# shorts that wont catch my seat?



## jbourne84 (Apr 8, 2010)

Ive always worn gym/basketball shorts, but they are a bit loose and catch my seat.. which can sometimes be dangerous.

Im not looking for spandex riding shorts either, id like to not feel like a goof in public. any suggestions that arent expensive?


----------



## fsrxc (Jan 31, 2004)

Most MTB baggies will work, depends whether you want a padded liner or not.


----------



## HillbillyTom (Sep 15, 2012)

But even the baggies are going to catch on the seat sometimes, simply because they're baggies. Only sure way to prevent it is to go with Lycra..


----------



## docter_zab (Jun 3, 2013)

HillbillyTom said:


> But even the baggies are going to catch on the seat sometimes, simply because they're baggies. Only sure way to prevent it is to go with Lycra..


they shouldn't if they fit correctly.

one solution: get the right size, don't sag 'em. The Endura Humvee Lite shorts that I recently purchased have Codura in the inner legs/seat/crotch which is not only much more durable than other fabrics, but is much less likely to catch. Of course they're much more expensive than bball or board shorts.

Another solution: Get a dropper post.

Or: Pull your shorts up.

OR: Pull your shorts off.


----------



## cyclelicious (Oct 7, 2008)

Doctor_zab is correct. 

Proper fit. Make sure the shorts don't droop. Look for shorts with some stretch. 4 way stretch with a small percentage of spandex


----------



## Max24 (Jan 31, 2013)

HillbillyTom said:


> But even the baggies are going to catch on the seat sometimes, simply because they're baggies. Only sure way to prevent it is to go with Lycra..


I tried Lycra a few times but it always made me feel uncomfortable so I go with some baggies that fit great on me now and they never get caught on the seat..


----------



## authalic (Apr 8, 2005)

I have some Zoic and some Gore Bike Wear shorts that are somewhat loose around the knees, but tight up top. They have removable padded liners and the outer shorts have pockets for keys and ID, so you won't be mistaken for a roadie. They can be expensive, if you can't find them on sale or clearance, but I have seen a lot of similar shorts in most bike shops and outdoor stores like REI.


----------



## HillbillyTom (Sep 15, 2012)

Max24 said:


> I tried Lycra a few times but it always made me feel uncomfortable so I go with some baggies that fit great on me now and they never get caught on the seat..


May have been my problem with them, never got a perfect fit.
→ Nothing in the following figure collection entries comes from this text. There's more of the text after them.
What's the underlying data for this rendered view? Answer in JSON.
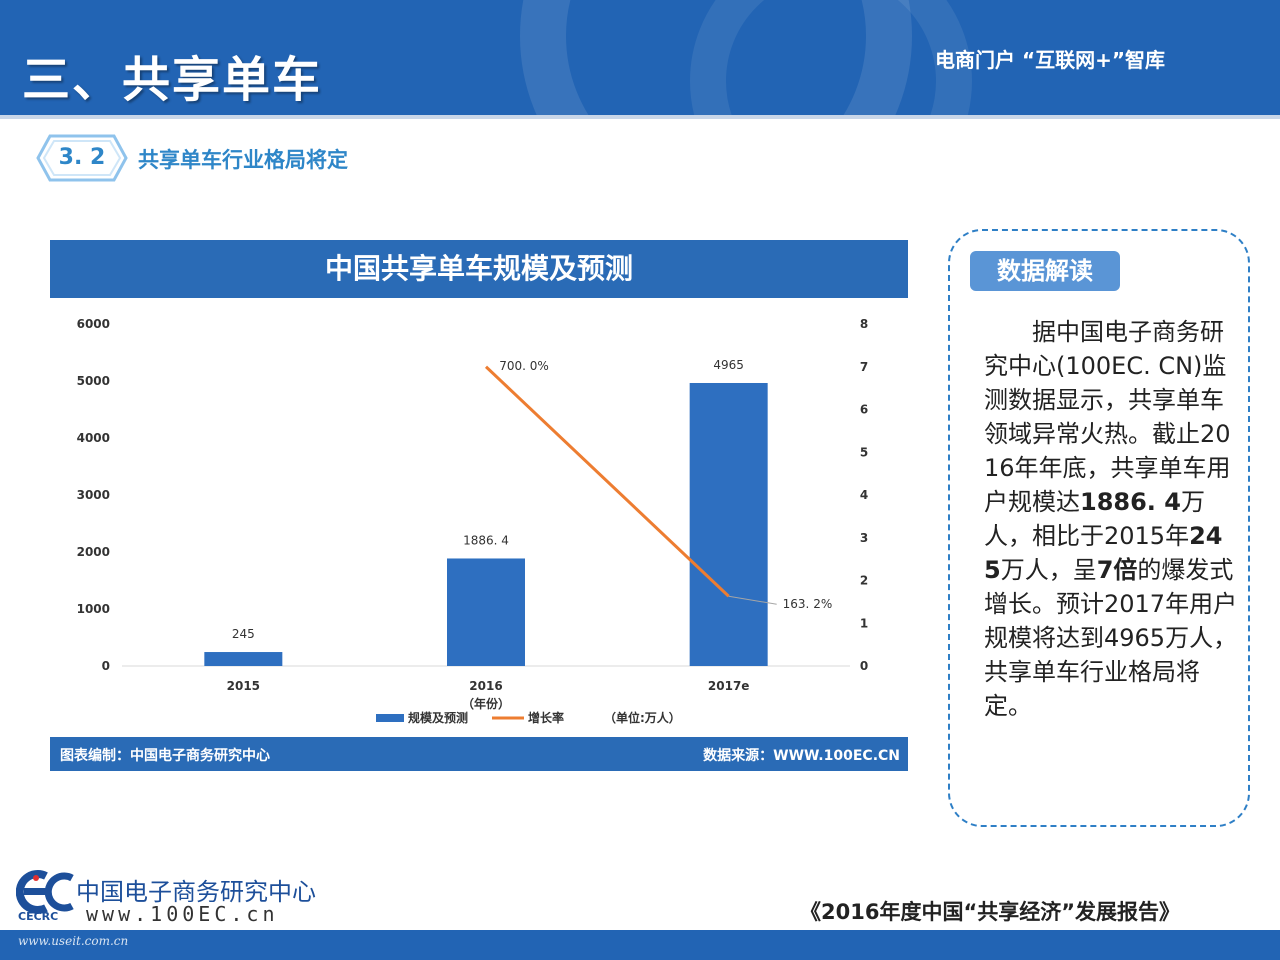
{
  "header": {
    "title": "三、共享单车",
    "portal": "电商门户 “互联网+”智库"
  },
  "section": {
    "number": "3. 2",
    "label": "共享单车行业格局将定"
  },
  "chart_panel": {
    "title": "中国共享单车规模及预测",
    "footer_left": "图表编制：中国电子商务研究中心",
    "footer_right": "数据来源：WWW.100EC.CN",
    "legend_unit": "（单位:万人）"
  },
  "chart_data": {
    "type": "bar",
    "title": "中国共享单车规模及预测",
    "xlabel": "（年份）",
    "categories": [
      "2015",
      "2016",
      "2017e"
    ],
    "series": [
      {
        "name": "规模及预测",
        "type": "bar",
        "axis": "left",
        "values": [
          245,
          1886.4,
          4965
        ],
        "labels": [
          "245",
          "1886. 4",
          "4965"
        ],
        "color": "#2e6fc0"
      },
      {
        "name": "增长率",
        "type": "line",
        "axis": "right",
        "values": [
          null,
          7.0,
          1.632
        ],
        "labels": [
          "",
          "700. 0%",
          "163. 2%"
        ],
        "color": "#ed7d31"
      }
    ],
    "ylim_left": [
      0,
      6000
    ],
    "yticks_left": [
      "0",
      "1000",
      "2000",
      "3000",
      "4000",
      "5000",
      "6000"
    ],
    "ylim_right": [
      0,
      8
    ],
    "yticks_right": [
      "0",
      "1",
      "2",
      "3",
      "4",
      "5",
      "6",
      "7",
      "8"
    ],
    "grid": false,
    "legend_position": "bottom"
  },
  "readout": {
    "badge": "数据解读",
    "paragraph": [
      {
        "text": "　　据中国电子商务研究中心(100EC. CN)监测数据显示，共享单车领域异常火热。截止2016年年底，共享单车用户规模达",
        "bold": false
      },
      {
        "text": "1886. 4",
        "bold": true
      },
      {
        "text": "万人，相比于2015年",
        "bold": false
      },
      {
        "text": "245",
        "bold": true
      },
      {
        "text": "万人，呈",
        "bold": false
      },
      {
        "text": "7倍",
        "bold": true
      },
      {
        "text": "的爆发式增长。预计2017年用户规模将达到4965万人，共享单车行业格局将定。",
        "bold": false
      }
    ]
  },
  "footer": {
    "org_name": "中国电子商务研究中心",
    "org_url": "www.100EC.cn",
    "org_abbr": "CECRC",
    "report_title": "《2016年度中国“共享经济”发展报告》",
    "watermark": "www.useit.com.cn"
  },
  "colors": {
    "brand_blue": "#2264b4",
    "bar_blue": "#2e6fc0",
    "line_orange": "#ed7d31",
    "accent_cyan": "#2e86c8"
  }
}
Bought a couple pairs, they seemed to fit alright, but did catch the seat sometimes. Plus the chamois wasn't as plush and comfortable as my normal Pearl Izumis. Wore them a few times and gave them to a buddy to wear while riding around the neighborhood with his kids.


----------



## Crash Gordon (Jul 2, 2013)

> Im not looking for spandex riding shorts either, id like to not feel like a goof in public. any suggestions that arent expensive?


You don't have to look like a goof in them in public. Just wear some gym shorts over them and when you get to the trail take the gym shorts off, go ride and when you are done put the gym shorts back on. This is what I do and at first I felt the same way as you. I don't like the "look" of lycra either but once you put shorts on over them no one can tell the difference. Plenty of MTBers seem to be anti-lycra but once your on the bike riding you will forget all about it and you won't snag your shorts on your seat.


----------



## inter (Nov 27, 2010)

U need mtb shorts for sure, those basketball shorts are too baggy and loose. 
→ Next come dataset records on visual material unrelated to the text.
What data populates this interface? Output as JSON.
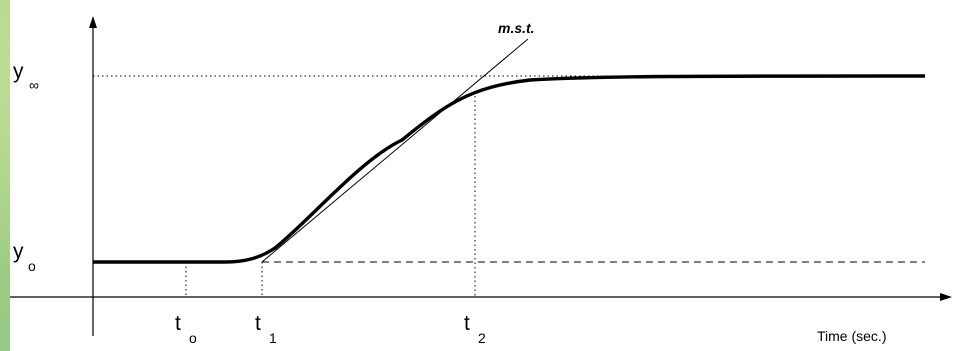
{
  "slide": {
    "background_color": "#8fc47a",
    "panel_color": "#ffffff"
  },
  "diagram": {
    "annotation": "m.s.t.",
    "y_axis_labels": {
      "y_inf_main": "y",
      "y_inf_sub": "∞",
      "y_0_main": "y",
      "y_0_sub": "o"
    },
    "x_axis_labels": {
      "t0_main": "t",
      "t0_sub": "o",
      "t1_main": "t",
      "t1_sub": "1",
      "t2_main": "t",
      "t2_sub": "2"
    },
    "x_axis_title": "Time (sec.)"
  }
}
Also check what seat do you have. Mine is rodie seat, specialized romin, it is longer than mtb, and the tail is curving up. This seat is comfy for me but cathes my mtb shorts sometimes. I didn't hv problem with wtb rocket and wtb pure seat I had before.


----------



## IamtheYeti (Aug 11, 2012)

how much are you willing to spend? I was in the same boat as you. I always wore boxer briefs under my basketball shorts when riding, then one day, REI had a sale on their Novara mtn bike shorts. The padding in the inner lining is amazing and I couldn't imagine biking without them now. I ride Rigid and now I can ride forever with these shorts. I think at the time I picked them up they were 40 but normally priced 55. I almost bought the Zoics before I saw the sale on the novaras.

pick a pair up and you wont regret it. Might seem steep at first but by far the best comfort investment ive made for mountain biking


----------



## SomebodyGetaSponge! (Dec 21, 2006)

+1 on the Endura Humvees. I rock the lycra for road riding and for mtb occasionally. The Humvees have a very good fit and do not snag on my saddle. I have the humvee and humvee lites. I don't wear lycra anymore on the mtb unless racing. Not that there is anything wrong w/ lycra! CyclesportsUk has good prices on Endura btw.



docter_zab said:


> they shouldn't if they fit correctly.
> 
> one solution: get the right size, don't sag 'em. The Endura Humvee Lite shorts that I recently purchased have Codura in the inner legs/seat/crotch which is not only much more durable than other fabrics, but is much less likely to catch. Of course they're much more expensive than bball or board shorts.
> 
> ...


----------